On Cookbooks: Why Cookbooks?
The set of cookbooks in my kitchen are my friends. Old and new companions on my amateur journey of food and flavor.
On most days, they just sit there. Which is OK. On other days, I get lost in them.
Great cookbooks do three things:
- Look great in your kitchen
- Tell inspiring stories
- Teach you to cook
But why have them? We have access to near-infinite amounts of information at any given time. Any recipe or advice or tip is available to you. But the "food internet" is confusing. Are you on a health-spo mom blog? Are you just finding weird overhead-shot videos that make cooking look way too easy? There are also great apps, Kindle editions of things, etc. And this isn't some "oh physical books are great" tip. It's just that these artefacts become IRL companions.
Find a couple books you trust. Get them messy, bookmark them, live in them.
(quick note, always append your google search with “bon appetit”, makes finding trustworthy, tasty recipes easier)

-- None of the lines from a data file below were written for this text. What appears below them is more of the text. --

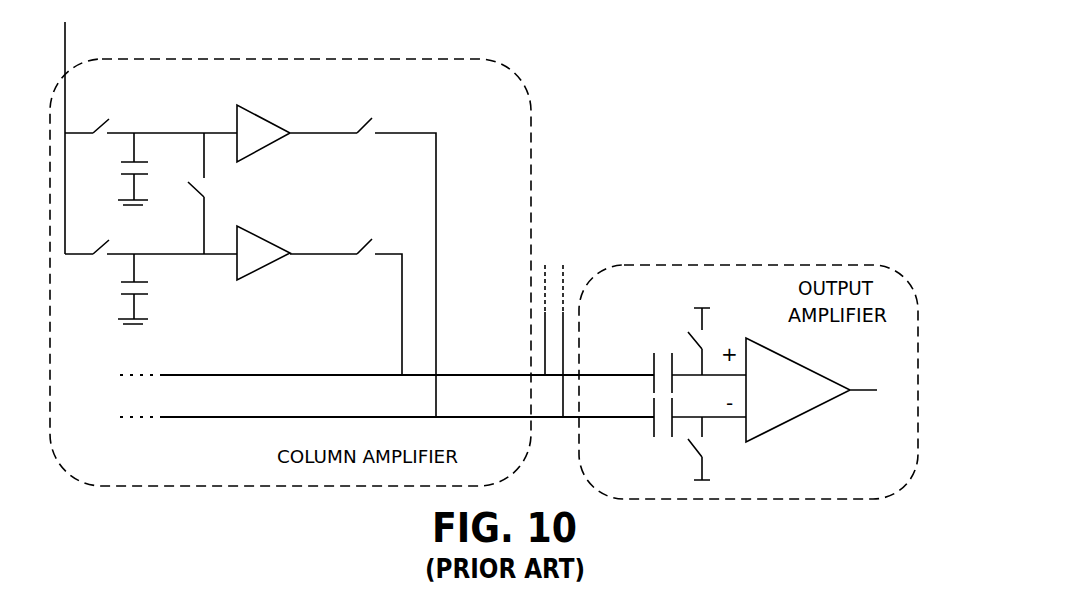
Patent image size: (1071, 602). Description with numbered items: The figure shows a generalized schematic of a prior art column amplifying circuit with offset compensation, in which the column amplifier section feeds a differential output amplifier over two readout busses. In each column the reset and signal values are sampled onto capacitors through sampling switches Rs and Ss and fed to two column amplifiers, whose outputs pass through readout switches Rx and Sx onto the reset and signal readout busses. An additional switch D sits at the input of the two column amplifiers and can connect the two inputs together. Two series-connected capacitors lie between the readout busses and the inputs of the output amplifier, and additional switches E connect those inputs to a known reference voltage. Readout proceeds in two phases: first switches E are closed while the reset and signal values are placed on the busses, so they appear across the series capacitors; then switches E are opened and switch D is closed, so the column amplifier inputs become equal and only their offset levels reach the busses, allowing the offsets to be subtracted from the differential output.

The reset level sample switch Rs is at (151, 114).
The signal level sample switch Ss is at (151, 233).
The switch D is at (186, 193).
The reset column readout switch Rx is at (394, 255).
The signal column readout switch Sx is at (379, 294).
The switches E is at (703, 394).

My books aren't going to be the right books for you, but for reference, here are the three I rely on:
Joy of Cooking
Irma Rombauer and Marion Rombauer Becker
Any edition. It contains the basic recipes and how-to’s for everything. Find a couple dishes you like, use the red ribbon as a bookmark, and make it over and over and over.
Keys to Good Cooking
Not a cookbook. But it tells you simple tips, rules, and more for every ingredient you might cook.
The Minimalist Cooks at Home
It’s got simple, easy recipes that quietly teach base principles for making a good meal.
And some that are really great, and look good stacked up in the kitchen (and have really good, inspiring, mind-expanding stories):
Rice Noodle Fish
You don't need cookbooks, but they do make good friends.